XIV

Siguieron nuevas jornadas de tregua, en las que Antares aprendió a convivir con la desdicha y su opuesto, que no es la felicidad, sino la falta de acontecimientos. Pues así como lo contrario del amor no es el odio, sino la indiferencia, así lo contrario de la desgracia no es la alegría, sino la calma.

Una noche lo despertó el deseo. Su cabeza, que durante el sueño había perdido el apoyo de la almohada, giró hacia su esposa dentro del cálido vínculo que lo animaba. Al alargar su pierna y tocar una de las caderas de Elena, Antares supo que debía satisfacer el viejo rito, la búsqueda de una saciedad común en el laberinto tantas veces recorrido. No sintió dolor ni sorpresa, sino un pavor asombrado, ante el reconocimiento de que el placer y el dolor no son sucesivos sino simultáneos, de que se puede estar vivo y muerto al mismo tiempo, sin paradoja ni solución de continuidad, como esos organismos que son planta y animal a la vez, que pertenecen a la tierra y al aire, al agua y al fuego con la misma intensidad e idéntica vocación.

Esa noche Antares entró en Elena como si lo hiciera en una casa familiar, de la que se conoce cada mueble, cada rincón, cada falleba. Entonces no podía saber que era la última vez que lo hacía. De su cuerpo, que yacía blando y entregado sin abandonar el sueño por completo, no extrajo novedad ni sabiduría, sino consuelo y confirmación. Alzado sobre el vientre de su mujer, sobre su transcurrir sereno, la observó como si ella fuera un pequeño planeta azul que dormía y él un dios que admirara su obra desde un trono de éter, en ese interregno privilegiado que los filósofos imaginaron un día para los demiurgos. Contemplándola, ligado a ese acto con una rara tenacidad, no pudo por menos que sentirse cómplice de aquella paz del músculo y la entraña.

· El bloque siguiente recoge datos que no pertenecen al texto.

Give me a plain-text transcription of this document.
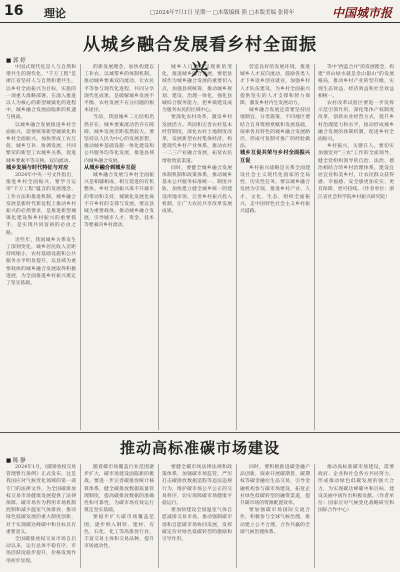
16 理论	□2024年7月1日 星期一 □本版编辑 熊 □本版美编 张倚年	中国城市报
从城乡融合发展看乡村全面振兴
■ 郭 婷

中国式现代化是人与自然和谐共生的现代化，"千万工程"是浙江省坚持人与自然和谐共生，以乡村全面振兴为目标，实施的一项重大战略部署。在深入推进以人为核心的新型城镇化的进程中，城乡融合发展面临新的机遇与挑战。

以城乡融合发展推进乡村全面振兴，需要统筹新型城镇化和乡村全面振兴，加快形成工农互促、城乡互补、协调发展、共同繁荣的新型工农城乡关系，促进城乡要素平等交换、双向流动。

城乡发展与时代特征与对应

2024年中央一号文件指出，推进乡村全面振兴，要学习运用"千万工程"蕴含的发展理念、工作方法和推进机制。城乡融合发展是新时代新征程上推动乡村振兴的必然要求，是推进新型城镇化建设和乡村振兴的重要抓手，是实现共同富裕的必由之路。

近些年，我国城乡关系发生了深刻变化，城乡居民收入差距持续缩小，农村基础设施和公共服务水平明显提升，以县域为重要载体的城乡融合发展取得积极进展，为全面推进乡村振兴奠定了坚实基础。

的新发展理念，加快构建以工补农、以城带乡的体制机制。推动城乡要素双向流动，让农民平等参与现代化进程、共同分享现代化成果，是破解城乡发展不平衡、农村发展不充分问题的根本途径。

当前，我国城乡二元结构仍然存在，城乡要素流动仍存在障碍，城乡发展差距依然较大。要坚持以人民为中心的发展思想，推动城乡基础设施一体化建设和公共服务均等化发展，推进县域内城乡融合发展。

从城乡融合到城乡互促

城乡融合发展与乡村全面振兴是相辅相成、相互促进的有机整体。乡村全面振兴离不开城市的带动和支持，城镇化发展也离不开乡村的支撑与发展。要以县城为重要载体，推动城乡融合发展，引导城市人才、资金、技术等要素向乡村流动。

城乡人口流动呈现新的变化，推进城乡融合发展，要把县域作为城乡融合发展的重要切入点，加强县域统筹，推动城乡规划、建设、治理一体化，强化县城综合服务能力，把乡镇建设成为服务农民的区域中心。

要深化农村改革，激发乡村发展活力。巩固和完善农村基本经营制度，深化农村土地制度改革，发展新型农村集体经济，构建现代乡村产业体系，推动农村一二三产业融合发展，拓宽农民增收致富渠道。

同时，要健全城乡融合发展体制机制和政策体系，推动城乡基本公共服务标准统一、制度并轨，加快建立健全城乡统一的建设用地市场，完善乡村振兴投入机制，让广大农民共享改革发展成果。

营造良好的发展环境，推进城乡人才双向流动，鼓励各类人才下乡返乡创业就业，加强乡村人才队伍建设，为乡村全面振兴提供坚实的人才支撑和智力保障，激发乡村内生发展动力。

城乡融合发展还需要坚持因地制宜、分类施策，不同地区要结合自身资源禀赋和发展基础，探索各具特色的城乡融合发展路径，形成可复制可推广的经验做法。

城乡互促共荣与乡村全面振兴互促

乡村振兴战略是关系全面建设社会主义现代化国家的全局性、历史性任务。要以城乡融合发展为引领，推进乡村产业、人才、文化、生态、组织全面振兴，走中国特色社会主义乡村振兴道路。

等中"西蓝合并"的发展理念，构建"青山绿水就是金山银山"的发展格局，推动乡村产业转型升级，实现生态效益、经济效益和社会效益相统一。

农村改革试验区要进一步发挥示范引领作用，深化集体产权制度改革，创新农业经营方式，提升乡村治理能力和水平，推动形成城乡融合发展的体制机制，促进乡村全面振兴。

乡村振兴，关键在人。要切实加强党对"三农"工作的全面领导，健全党组织领导的自治、法治、德治相结合的乡村治理体系，建设宜居宜业和美乡村，让农民群众获得感、幸福感、安全感更加充实、更有保障、更可持续。（作者单位：浙江省社会科学院乡村振兴研究院）

推动高标准碳市场建设
■ 陈 静

2024年1月，《碳排放权交易管理暂行条例》正式发布，这是我国应对气候变化领域的第一部专门的法律文件，为全国碳排放权交易市场健康发展提供了法律保障。碳市场作为利用市场机制控制和减少温室气体排放、推动绿色低碳发展的重大制度创新，对于实现碳达峰碳中和目标具有重要意义。

全国碳排放权交易市场自启动以来，运行总体平稳有序，市场活跃度稳步提升，价格发现作用初步显现。

随着碳市场覆盖行业范围逐步扩大，碳市场建设面临新的挑战。要进一步完善碳排放统计核算体系，健全碳排放数据质量管理制度，提高碳排放数据的准确性和可靠性，为碳市场有效运行奠定坚实基础。

要稳步扩大碳市场覆盖范围，逐步纳入钢铁、建材、有色、石化、化工等高排放行业，丰富交易主体和交易品种，提升市场流动性。

要健全碳市场法律法规和政策体系，加强碳市场监管，严厉打击碳排放数据造假等违法违规行为，维护碳市场公平公正的交易秩序，切实保障碳市场健康平稳运行。

要加快建设全国温室气体自愿减排交易市场，推动强制碳市场和自愿碳市场协同发展，发挥碳定价对绿色低碳转型的激励和引导作用。

同时，要积极推进碳金融产品创新，探索开展碳期货、碳期权等碳金融衍生品交易，引导金融机构参与碳市场建设，拓宽企业绿色低碳转型的融资渠道，提升碳市场的资源配置效率。

要加强碳市场国际交流合作，积极参与全球气候治理，推动建立公平合理、合作共赢的全球气候治理体系。

推动高标准碳市场建设，需要政府、企业和社会各方共同努力，形成推动绿色低碳发展的强大合力，为实现碳达峰碳中和目标、建设美丽中国作出积极贡献。（作者单位：国家应对气候变化战略研究和国际合作中心）
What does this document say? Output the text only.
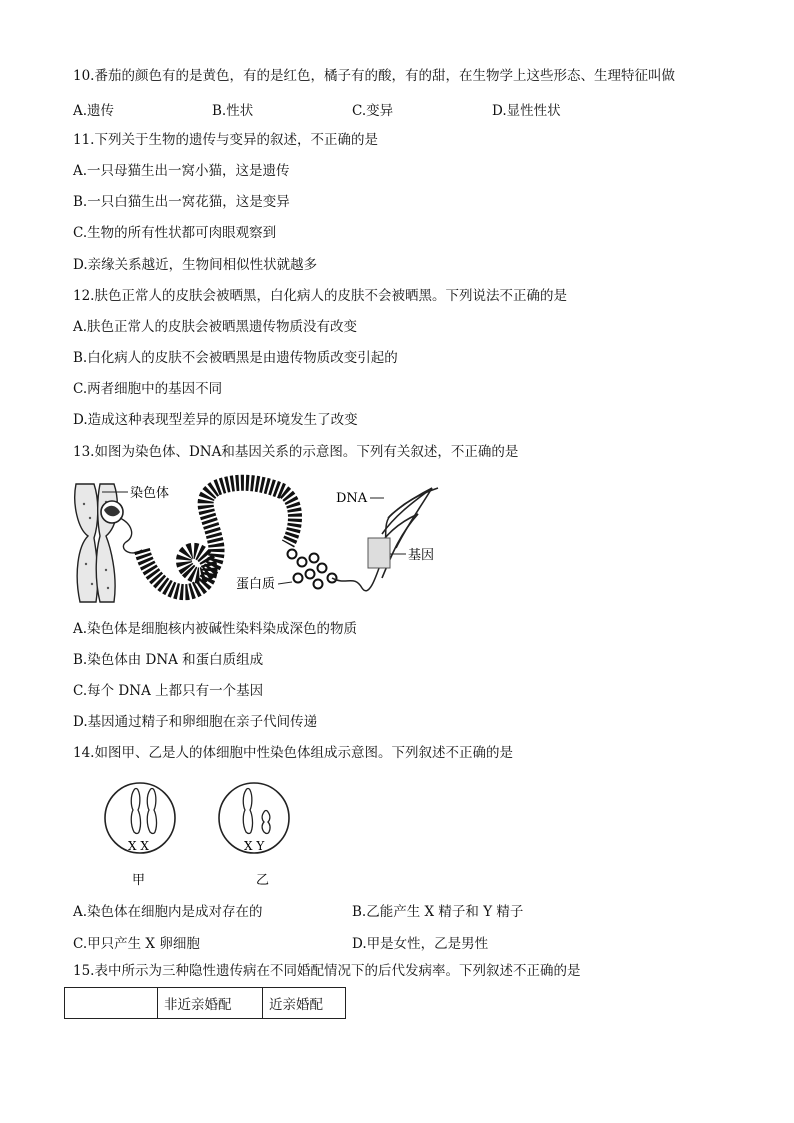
10.番茄的颜色有的是黄色，有的是红色，橘子有的酸，有的甜，在生物学上这些形态、生理特征叫做
A.遗传	B.性状	C.变异	D.显性性状
11.下列关于生物的遗传与变异的叙述，不正确的是
A.一只母猫生出一窝小猫，这是遗传
B.一只白猫生出一窝花猫，这是变异
C.生物的所有性状都可肉眼观察到
D.亲缘关系越近，生物间相似性状就越多
12.肤色正常人的皮肤会被晒黑，白化病人的皮肤不会被晒黑。下列说法不正确的是
A.肤色正常人的皮肤会被晒黑遗传物质没有改变
B.白化病人的皮肤不会被晒黑是由遗传物质改变引起的
C.两者细胞中的基因不同
D.造成这种表现型差异的原因是环境发生了改变
13.如图为染色体、DNA和基因关系的示意图。下列有关叙述，不正确的是
染色体
蛋白质
基因
DNA
A.染色体是细胞核内被碱性染料染成深色的物质
B.染色体由 DNA 和蛋白质组成
C.每个 DNA 上都只有一个基因
D.基因通过精子和卵细胞在亲子代间传递
14.如图甲、乙是人的体细胞中性染色体组成示意图。下列叙述不正确的是
X X	X Y
甲	乙
A.染色体在细胞内是成对存在的	B.乙能产生 X 精子和 Y 精子
C.甲只产生 X 卵细胞	D.甲是女性，乙是男性
15.表中所示为三种隐性遗传病在不同婚配情况下的后代发病率。下列叙述不正确的是
	非近亲婚配	近亲婚配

De esa hora conservaría más tarde una visión purificadora, casi casta, como si hubiera gozado con un arquetipo de la inocencia en vez de con una mujer real; como si su esposa, llena del aroma dulzón y acre de las mujeres maduras, fuera un curso de agua o una bocanada de aire. Encerrado en esa visión como un sitiado en su ciudadela, Antares hizo de tal impresión un arte, hasta asumir que el deseo no está sujeto al tiempo, que para conquistar ese nombre no precisa, como la ruina física o la destrucción de los sueños, de una cantidad de tiempo lo suficientemente ancha y sólida, pues el deseo de sesenta noches puede ser tan grande como el de sesenta años, pues en la paradoja de su breve enunciado halla a menudo toda su fortaleza, pues para crecer y perdurar hasta que la carne vuelva a ser sólo polvo apenas precisa de un poco de aire.

A la mañana siguiente, mientras contemplaba a Elena adornando con flores la mesa del desayuno, experimentó por ambos una rara piedad, como si los dos fueran el testimonio frágil pero heroico de una circunstancia remota, cuerpos pompeyanos a los que el tiempo hubiera convertido en moldes de una idea poderosa y sublime.